En cas de démembrement de parts sociales, il faut rappeler qu’en l’état, l’usufruitier ne se voit pas reconnaître la qualité d’associé ; il ne jouit que de certaines de ses prérogatives. C’est le nu-propriétaire, l’associé, qui répond seul des dettes sociales. En raison des pouvoirs étendus souvent accordés par les statuts à l’usufruitier, la protection des intérêts patrimoniaux des nus-propriétaires appelle leur autorisation, par le jeu d’une clause statutaire pour tout emprunt contracté par la société civile.

2. L’exercice des poursuites

L’article 1858 du Code civil n’autorise les créanciers à poursuivre les associés « qu’après avoir préalablement et vainement poursuivi la personne morale ». Cette exigence est constamment confirmée par le juge [4]. Que recouvre la notion de « vaine poursuite » qui a donné lieu à un contentieux significatif ? Le juge ne se satisfait pas d’une simple mise en demeure, d’un commandement de payer ; il importe d’établir que les poursuites dirigées à l’encontre de la société ont été, du fait de l’insuffisance du patrimoine de la société, privées de toute efficacité. En revanche, dans le cadre d’une procédure collective appliquée à la société civile, la déclaration de créance dispense le créancier d’établir que le patrimoine social est insuffisant [5].

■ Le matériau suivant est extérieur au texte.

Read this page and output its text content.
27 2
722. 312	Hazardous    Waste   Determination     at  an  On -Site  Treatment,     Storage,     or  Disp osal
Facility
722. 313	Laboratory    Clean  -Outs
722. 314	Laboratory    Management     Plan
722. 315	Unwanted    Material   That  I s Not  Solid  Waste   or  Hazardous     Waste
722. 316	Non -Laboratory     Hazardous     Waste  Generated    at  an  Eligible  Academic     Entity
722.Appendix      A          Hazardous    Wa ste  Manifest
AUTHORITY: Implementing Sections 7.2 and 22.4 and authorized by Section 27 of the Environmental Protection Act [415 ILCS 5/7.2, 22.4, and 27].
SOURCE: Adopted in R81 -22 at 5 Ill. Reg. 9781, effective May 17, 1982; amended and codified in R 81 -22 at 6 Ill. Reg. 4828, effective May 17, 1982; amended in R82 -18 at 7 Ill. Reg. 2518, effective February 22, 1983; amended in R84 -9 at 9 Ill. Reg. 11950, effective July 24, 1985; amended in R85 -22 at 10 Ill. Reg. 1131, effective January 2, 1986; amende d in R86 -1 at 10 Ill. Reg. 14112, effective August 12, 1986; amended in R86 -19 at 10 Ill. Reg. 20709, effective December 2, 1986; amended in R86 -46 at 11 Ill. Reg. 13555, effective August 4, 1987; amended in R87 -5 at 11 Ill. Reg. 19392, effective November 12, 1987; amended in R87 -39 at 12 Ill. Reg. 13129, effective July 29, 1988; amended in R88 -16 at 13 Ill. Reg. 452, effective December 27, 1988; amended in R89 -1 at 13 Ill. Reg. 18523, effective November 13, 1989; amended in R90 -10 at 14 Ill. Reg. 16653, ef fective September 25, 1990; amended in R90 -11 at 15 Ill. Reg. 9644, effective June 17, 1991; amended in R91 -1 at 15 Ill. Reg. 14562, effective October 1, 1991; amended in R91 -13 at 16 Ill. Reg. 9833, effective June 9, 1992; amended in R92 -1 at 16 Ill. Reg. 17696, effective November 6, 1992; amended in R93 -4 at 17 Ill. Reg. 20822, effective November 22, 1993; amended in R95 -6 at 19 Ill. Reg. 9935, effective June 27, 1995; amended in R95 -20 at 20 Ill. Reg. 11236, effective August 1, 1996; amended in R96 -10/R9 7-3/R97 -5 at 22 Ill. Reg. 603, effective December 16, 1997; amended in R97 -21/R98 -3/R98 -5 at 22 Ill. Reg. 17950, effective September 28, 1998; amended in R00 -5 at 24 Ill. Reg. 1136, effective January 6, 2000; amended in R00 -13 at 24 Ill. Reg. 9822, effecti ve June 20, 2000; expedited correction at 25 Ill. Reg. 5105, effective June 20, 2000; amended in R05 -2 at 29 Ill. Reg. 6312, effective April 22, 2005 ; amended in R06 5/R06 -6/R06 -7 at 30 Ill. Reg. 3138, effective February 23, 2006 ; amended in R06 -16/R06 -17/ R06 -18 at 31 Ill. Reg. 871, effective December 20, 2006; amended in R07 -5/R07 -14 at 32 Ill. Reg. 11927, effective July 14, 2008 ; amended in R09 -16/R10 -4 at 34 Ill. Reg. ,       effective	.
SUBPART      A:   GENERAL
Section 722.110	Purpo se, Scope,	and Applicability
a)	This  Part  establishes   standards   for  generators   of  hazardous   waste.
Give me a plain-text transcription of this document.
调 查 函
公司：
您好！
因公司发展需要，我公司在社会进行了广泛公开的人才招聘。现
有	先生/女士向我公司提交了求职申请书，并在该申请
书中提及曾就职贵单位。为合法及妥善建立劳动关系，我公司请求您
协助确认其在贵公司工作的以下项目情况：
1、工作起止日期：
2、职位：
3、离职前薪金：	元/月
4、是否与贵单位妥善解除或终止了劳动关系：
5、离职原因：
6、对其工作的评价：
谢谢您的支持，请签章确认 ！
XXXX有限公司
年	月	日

3. La neutralisation de l’obligation au passif

Une simple clause des statuts serait impuissante à limiter l’obligation des associés aux dettes sociales. En revanche, la règle ayant été édictée dans l’intérêt des tiers, ils peuvent donc y renoncer et se satisfaire de l’actif social en garantie des engagements de la société. Il importe que cette renonciation soit expresse et, par exemple, figure dans le contrat de prêt entre la société et la banque. Cette renonciation paraît impérative à l’égard du mineur associé, au risque d’exposer la responsabilité civile du créancier (V. rubrique « Le mineur associé »).

4 – Le cas des comptes courants

Il arrive qu’un associé soit titulaire d’un compte courant et que la société ne puisse exécuter sa demande de remboursement. Dans ce cas, l’associé a-t-il un recours à l’encontre des autres associés, sur le fondement de l’article 1857 du Code civil ? La Cour de cassation répond par la négative, l’article 1857 n’ouvrant l’action qu’aux tiers et non aux associés entre eux [6].

[1] Cass. com, 22 févr. 2021, n° 19-19.598
[2] Cass. 1ère civ. 17 janvier 2006, n° 57.
[3] Ibid.
[4] Cass.com 30 sept. 2020 n°18-26.044
[5] Cass. Ch. Mixte, 18 mai 2007, n° 05-10.413.